A monitoring cell under the district health authority is to be formed and that is responsible for treating symptomatic, tracking contacts, allaying fear among public and to give directions to the public. There will be state cell to coordinate district activities and to provide money and materials to the district units. Health centers designated for quarantine of suspects should have chambers with negative pressure to contain the spread of the virus. Health workers should also be equipped with adequate supplies of gloves, N95 masks, respirators, goggles, face shields, gowns and aprons. It cannot be emphasized enough that these workers, being at the forefront of combating this illness, need to be protected at all costs. All details about each individual case so far reported should be traced with special details regarding mode of acquisition, age, travel and contact history, symptoms and signs, investigation reports, severity of disease, co morbidities, course of the disease and outcomes.

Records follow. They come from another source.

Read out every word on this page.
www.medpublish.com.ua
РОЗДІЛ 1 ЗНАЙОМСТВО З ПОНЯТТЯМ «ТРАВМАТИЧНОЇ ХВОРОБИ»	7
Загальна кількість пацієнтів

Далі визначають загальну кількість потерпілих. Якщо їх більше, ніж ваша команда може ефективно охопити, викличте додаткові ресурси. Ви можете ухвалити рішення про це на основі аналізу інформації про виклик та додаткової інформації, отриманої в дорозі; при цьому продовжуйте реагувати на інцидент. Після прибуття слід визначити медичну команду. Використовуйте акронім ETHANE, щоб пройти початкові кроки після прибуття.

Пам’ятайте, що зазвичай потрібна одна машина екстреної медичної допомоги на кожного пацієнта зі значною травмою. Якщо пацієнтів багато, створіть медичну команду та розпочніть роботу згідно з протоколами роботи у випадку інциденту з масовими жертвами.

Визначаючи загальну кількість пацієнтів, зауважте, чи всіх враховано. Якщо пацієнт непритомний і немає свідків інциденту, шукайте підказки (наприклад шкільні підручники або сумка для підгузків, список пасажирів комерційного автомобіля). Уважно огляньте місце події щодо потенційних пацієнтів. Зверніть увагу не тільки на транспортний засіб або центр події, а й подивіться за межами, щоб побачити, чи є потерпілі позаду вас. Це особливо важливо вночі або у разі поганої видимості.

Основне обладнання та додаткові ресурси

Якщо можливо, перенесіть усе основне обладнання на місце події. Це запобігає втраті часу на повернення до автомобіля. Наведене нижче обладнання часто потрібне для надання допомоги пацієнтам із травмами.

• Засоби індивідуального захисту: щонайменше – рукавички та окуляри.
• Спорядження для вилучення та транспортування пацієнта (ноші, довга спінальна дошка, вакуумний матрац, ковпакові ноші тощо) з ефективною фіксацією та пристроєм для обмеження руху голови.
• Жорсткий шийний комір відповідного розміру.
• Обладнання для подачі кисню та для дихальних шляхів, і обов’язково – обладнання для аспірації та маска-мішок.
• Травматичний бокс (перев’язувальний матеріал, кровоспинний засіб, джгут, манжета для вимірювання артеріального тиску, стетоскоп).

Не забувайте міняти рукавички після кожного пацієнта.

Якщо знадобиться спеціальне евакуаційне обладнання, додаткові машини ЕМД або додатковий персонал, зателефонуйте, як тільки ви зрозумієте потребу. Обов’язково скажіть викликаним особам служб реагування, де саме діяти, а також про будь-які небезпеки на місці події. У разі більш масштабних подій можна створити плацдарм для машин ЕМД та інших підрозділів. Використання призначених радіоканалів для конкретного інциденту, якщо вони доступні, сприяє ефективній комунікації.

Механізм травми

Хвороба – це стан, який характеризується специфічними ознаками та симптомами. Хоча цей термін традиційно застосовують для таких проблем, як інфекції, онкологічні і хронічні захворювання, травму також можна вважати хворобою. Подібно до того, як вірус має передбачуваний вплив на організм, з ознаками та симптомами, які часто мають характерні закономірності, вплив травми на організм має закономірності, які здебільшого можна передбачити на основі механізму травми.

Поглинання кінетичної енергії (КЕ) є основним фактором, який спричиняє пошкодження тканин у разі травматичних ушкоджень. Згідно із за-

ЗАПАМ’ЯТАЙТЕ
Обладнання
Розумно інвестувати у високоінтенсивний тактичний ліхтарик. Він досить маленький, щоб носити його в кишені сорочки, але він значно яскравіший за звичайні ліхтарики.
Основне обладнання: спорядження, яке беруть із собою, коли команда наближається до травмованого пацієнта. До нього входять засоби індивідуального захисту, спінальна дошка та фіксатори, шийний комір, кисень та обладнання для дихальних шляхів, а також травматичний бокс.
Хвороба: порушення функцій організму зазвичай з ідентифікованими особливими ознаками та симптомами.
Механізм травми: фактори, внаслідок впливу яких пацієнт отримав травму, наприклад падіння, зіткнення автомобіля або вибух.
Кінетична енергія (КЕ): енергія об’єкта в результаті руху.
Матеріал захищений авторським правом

Contact tracing of a case suspect is of paramount importance to prevent spread in the community, especially in a highly populous country like India. Both primary and secondary contacts should be tracked and put on strict home quarantine. Meticulous planning and sincere effort done by the Govt. of Kerala in this direction is a model being appreciated by all.

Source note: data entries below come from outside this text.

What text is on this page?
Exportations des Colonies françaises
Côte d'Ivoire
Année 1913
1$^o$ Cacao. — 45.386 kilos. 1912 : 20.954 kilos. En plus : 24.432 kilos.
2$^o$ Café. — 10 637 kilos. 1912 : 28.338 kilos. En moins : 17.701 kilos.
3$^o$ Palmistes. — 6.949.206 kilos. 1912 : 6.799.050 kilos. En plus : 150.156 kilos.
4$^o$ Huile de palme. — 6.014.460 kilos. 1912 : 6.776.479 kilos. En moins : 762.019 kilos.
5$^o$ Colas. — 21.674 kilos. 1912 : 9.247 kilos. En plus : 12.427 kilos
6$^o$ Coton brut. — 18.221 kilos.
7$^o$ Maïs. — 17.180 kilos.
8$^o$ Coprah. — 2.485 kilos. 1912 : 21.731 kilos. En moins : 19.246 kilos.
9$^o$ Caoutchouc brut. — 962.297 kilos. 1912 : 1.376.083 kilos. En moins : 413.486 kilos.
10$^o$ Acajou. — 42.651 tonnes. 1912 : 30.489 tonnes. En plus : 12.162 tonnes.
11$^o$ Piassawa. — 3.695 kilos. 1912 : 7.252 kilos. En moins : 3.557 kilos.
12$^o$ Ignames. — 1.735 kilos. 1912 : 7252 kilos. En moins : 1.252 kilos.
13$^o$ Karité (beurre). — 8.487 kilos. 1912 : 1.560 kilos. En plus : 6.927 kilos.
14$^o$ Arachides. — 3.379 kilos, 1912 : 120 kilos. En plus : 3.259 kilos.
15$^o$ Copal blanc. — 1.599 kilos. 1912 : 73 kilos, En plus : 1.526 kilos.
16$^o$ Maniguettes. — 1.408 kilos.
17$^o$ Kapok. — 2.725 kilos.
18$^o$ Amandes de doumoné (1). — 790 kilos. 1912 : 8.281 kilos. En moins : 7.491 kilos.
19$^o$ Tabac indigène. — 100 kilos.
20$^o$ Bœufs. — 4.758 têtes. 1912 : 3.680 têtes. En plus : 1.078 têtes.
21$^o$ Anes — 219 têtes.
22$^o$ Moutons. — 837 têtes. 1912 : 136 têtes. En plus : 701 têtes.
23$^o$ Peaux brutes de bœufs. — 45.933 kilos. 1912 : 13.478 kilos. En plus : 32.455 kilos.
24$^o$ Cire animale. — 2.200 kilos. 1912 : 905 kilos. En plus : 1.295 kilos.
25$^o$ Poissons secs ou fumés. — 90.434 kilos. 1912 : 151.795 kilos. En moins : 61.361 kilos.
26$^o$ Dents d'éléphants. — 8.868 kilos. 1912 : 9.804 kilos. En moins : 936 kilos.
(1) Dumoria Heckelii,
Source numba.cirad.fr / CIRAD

There should be directions to avoid mass gatherings especially, festivals, meetings, marriage celebrations where large number of people are exposed.  It will be better to close all educational institutions for a period till containment is achieved. News bulletins, public awareness programmes through social media are essential to give updated information to the public. At the same time care should be taken not to create panic among citizens. Awareness about cough hygiene, hand hygiene and other general measure with special emphasis on early reporting and reassurance are the need of the hour.
WHO has declared Covid 19 as a pandemic and wanted all the countries to take urgent measures to contain the disease. The report from China is hopeful that number of new cases reported is coming down drastically. Hope that, with the concerted efforts of all we will be able stop the onslaught of 2019-nCoV.